We are all interconnected, even as we shelter in place in our homes and maintain 6 feet of distance between others in the grocery store. One of the great lessons from this pandemic is the notion of supporting each other and acting for the common good. This is a mindset that I have seen played out for this cohort throughout your time in AIM and has continued now that your studies are complete. You have celebrated significant milestones: new jobs, a new baby, a deployment overseas, a move across the country. At a time when you were asked to research and complete a challenging Capstone paper, you took the time to provide other cohort members with ideas and research articles on their topics. And you have supported each other through trying times— juggling work, family, and a rigorous master’s program; working through challenging assignments; and all of those significant milestones. As we move into the challenges in the days ahead, I am confident that this group of graduates will continue to look outside of yourselves and contribute to the common good.
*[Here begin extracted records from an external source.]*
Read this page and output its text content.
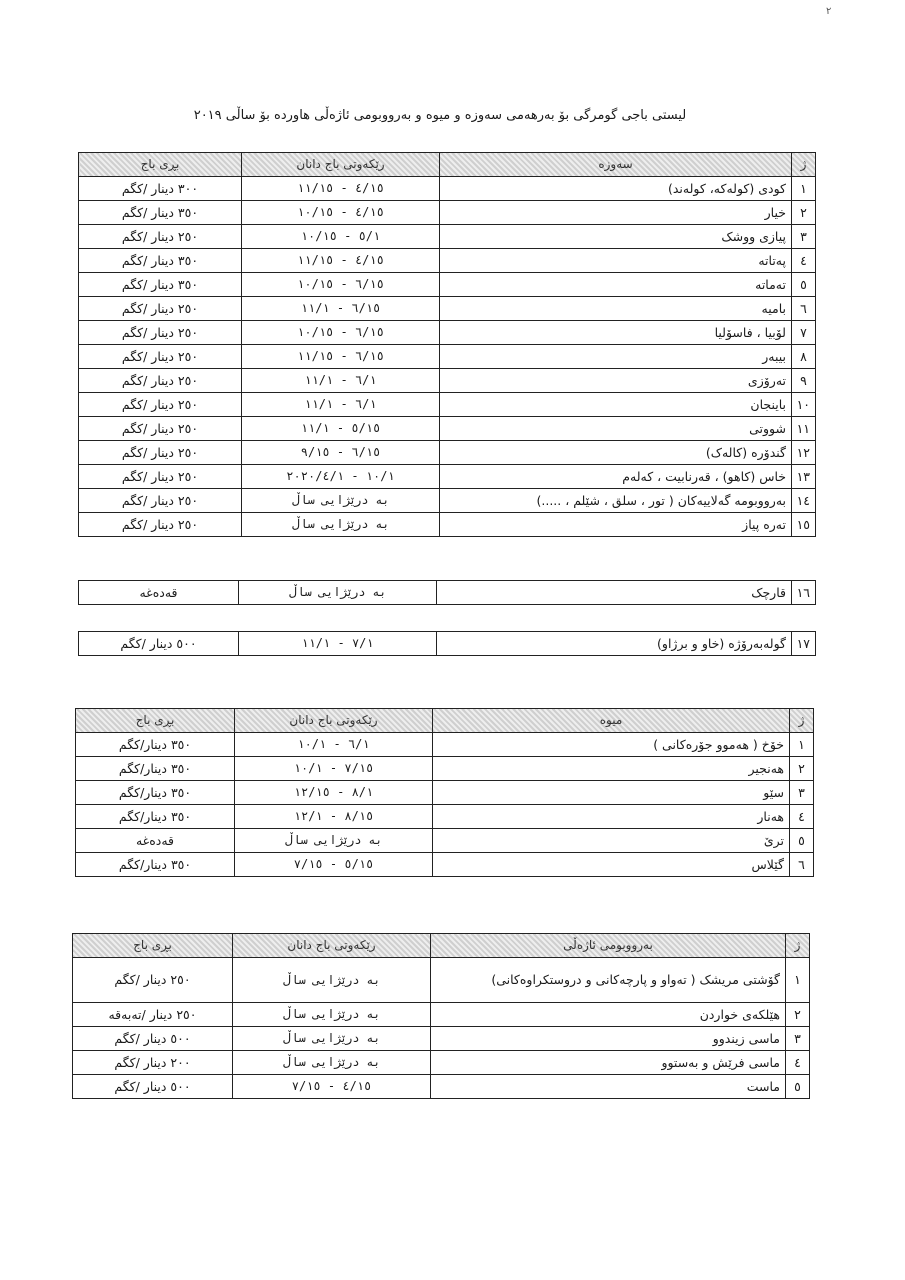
٢
لیستی باجی گومرگی بۆ بەرهەمی سەوزە و میوە و بەرووبومی ئاژەڵی هاوردە بۆ ساڵی ٢٠١٩
ژ	سەوزە	رێکەوتی باج دانان	بڕی باج
١	کودی (کولەکە، کولەند)	٤/١٥ - ١١/١٥	٣٠٠ دینار /کگم
٢	خیار	٤/١٥ - ١٠/١٥	٣٥٠ دینار /کگم
٣	پیازی ووشک	٥/١ - ١٠/١٥	٢٥٠ دینار /کگم
٤	پەتاتە	٤/١٥ - ١١/١٥	٣٥٠ دینار /کگم
٥	تەماتە	٦/١٥ - ١٠/١٥	٣٥٠ دینار /کگم
٦	بامیە	٦/١٥ - ١١/١	٢٥٠ دینار /کگم
٧	لۆبیا ، فاسۆلیا	٦/١٥ - ١٠/١٥	٢٥٠ دینار /کگم
٨	بیبەر	٦/١٥ - ١١/١٥	٢٥٠ دینار /کگم
٩	تەرۆزی	٦/١ - ١١/١	٢٥٠ دینار /کگم
١٠	باینجان	٦/١ - ١١/١	٢٥٠ دینار /کگم
١١	شووتی	٥/١٥ - ١١/١	٢٥٠ دینار /کگم
١٢	گندۆرە (کالەک)	٦/١٥ - ٩/١٥	٢٥٠ دینار /کگم
١٣	خاس (کاهو) ، قەرنابیت ، کەلەم	١٠/١ - ٢٠٢٠/٤/١	٢٥٠ دینار /کگم
١٤	بەرووبومە گەلاییەکان ( تور ، سلق ، شێلم ، .....)	بە درێژایی ساڵ	٢٥٠ دینار /کگم
١٥	تەرە پیاز	بە درێژایی ساڵ	٢٥٠ دینار /کگم
١٦	قارچک	بە درێژایی ساڵ	قەدەغە
١٧	گولەبەرۆژە (خاو و برژاو)	٧/١ - ١١/١	٥٠٠ دینار /کگم
ژ	میوە	رێکەوتی باج دانان	بڕی باج
١	خۆخ ( هەموو جۆرەکانی )	٦/١ - ١٠/١	٣٥٠ دینار/کگم
٢	هەنجیر	٧/١٥ - ١٠/١	٣٥٠ دینار/کگم
٣	سێو	٨/١ - ١٢/١٥	٣٥٠ دینار/کگم
٤	هەنار	٨/١٥ - ١٢/١	٣٥٠ دینار/کگم
٥	ترێ	بە درێژایی ساڵ	قەدەغە
٦	گێلاس	٥/١٥ - ٧/١٥	٣٥٠ دینار/کگم
ژ	بەرووبومی ئاژەڵی	رێکەوتی باج دانان	بڕی باج
١	گۆشتی مریشک ( تەواو و پارچەکانی و دروستکراوەکانی)	بە درێژایی ساڵ	٢٥٠ دینار /کگم
٢	هێلکەی خواردن	بە درێژایی ساڵ	٢٥٠ دینار /تەبەقە
٣	ماسی زیندوو	بە درێژایی ساڵ	٥٠٠ دینار /کگم
٤	ماسی فرێش و بەستوو	بە درێژایی ساڵ	٢٠٠ دینار /کگم
٥	ماست	٤/١٥ - ٧/١٥	٥٠٠ دینار /کگم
If there is a single trait that has been the focus of every article on how to survive the current challenges posed by COVID-19 and the concerns about the aftermath, it is resilience. As I was preparing this speech, I ran across an opinion piece titled “The Class of 2020 will be graduating online. They’re not happy about it.” The author, Nancy Darling, a professor of Psychology at Oberlin College, defined the term resilient as “what they call you when really bad things happen, and you manage to keep your head above water.” I would counter with my own definition, which is the ability to keep focused on and striving towards a goal, even when the obstacles appear overwhelming. All of you faced a moment at least once during the AIM Program when the obstacles between you and graduation seemed overwhelming and yet, here you are. While I’m not trying to equate the rigors of a master’s program with the challenges of a global pandemic, I do hope, as you move forward and face the challenges we know are coming, that each of you will remember those moments when you expressed doubt about your ability to complete the program, and found a way to overcome the obstacles and achieve your goal. Each of you has already proven that you are resilient.

I am grateful that each of you made the choice to enroll in the AIM Program. Your choice has provided you with the opportunity to demonstrate the resilience and hard work needed to complete a challenging master’s program and acquire new skills and knowledge that will expand your career choices and meet the challenges of the future. I am proud of each one of you. Congratulations to you, AIM Class of 2020!